If Alex Okafor returns from his torn Achilles to the level he was playing last season, 2017 third-round pick Trey Hendrickson continues to develop and a group that includes Hau'oli Kikaha, Jayrone Elliott, George Johnson and Al-Quadin Muhammad produces another pass-rush specialist, the Saints could have an embarrassment of riches on the outside.
"We're deeper at end than we have been, and obviously, we have an early draft pick at that position," Saints coach Sean Payton said. "It's a tough position to find."
All of those options off the edge — and on the interior, where Jordan, Okafor, Hendrickson and Johnson have all had some success — likely mean that every player will have to do more in less snaps, with the possible exception of Jordan, an iron man who never seems to tire.
Four Saints linemen had to play more than 50 percent of the snaps in 2017. Jordan played 93.8 percent of the snaps, one of the heaviest workloads of any defensive lineman in the NFL. Defensive tackle Sheldon Rankins had to play 76.8 percent of the snaps, and fellow interior players David Onyemata and Tyeler Davison checked in at 57.3 and 54.9 percent, respectively.
Okafor would have made it five if he hadn't torn his Achilles tendon against Washington.

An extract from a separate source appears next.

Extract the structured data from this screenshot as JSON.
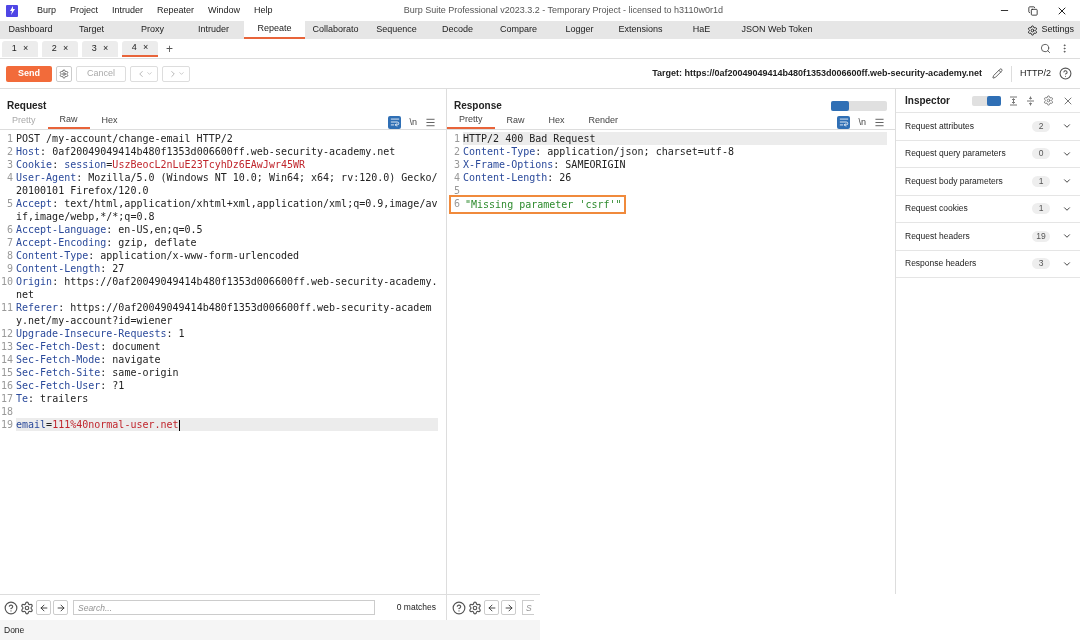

Up until the injury, the veteran defensive end was playing 77 percent of the snaps.
A deeper stable of defensive linemen would mean the Saints don't have to run any of their horses on short rest.
"Going into the games knowing you're going to give it your all and have the next guy come in and keep having fresh guys go, you can never go wrong with that," Onyemata said.
From an organizational perspective, all of those options at defensive end can only be a good thing.
On an individual level, every one of the Saints defensive linemen — again, with the likely exception of Jordan — know they have to produce to earn playing time.
"I love competition," Hendrickson said. "If it was playing with Cam, who's well-renowned, or Marcus now, I like to go to work. Competitiveness is one of my big drives."
Whether or not the New Orleans defensive line lives up to its potential hinges on a long list of variables. Okafor must bounce back healthy, Hendrickson must take a step forward, another player must emerge from the group that appears to fighting for roster spots.
And then there's Davenport, the rookie who will face great expectations after the Saints traded the No. 27 pick and next year's first-rounder, along with a fifth-round pick, to move up to No. 14 and take him.
Davenport's new teammates can see the possibility.
"It's a huge improvement, having a guy with high energy," Onyemata said. "I've seen a couple clips from him in college and seen the attitude he plays with."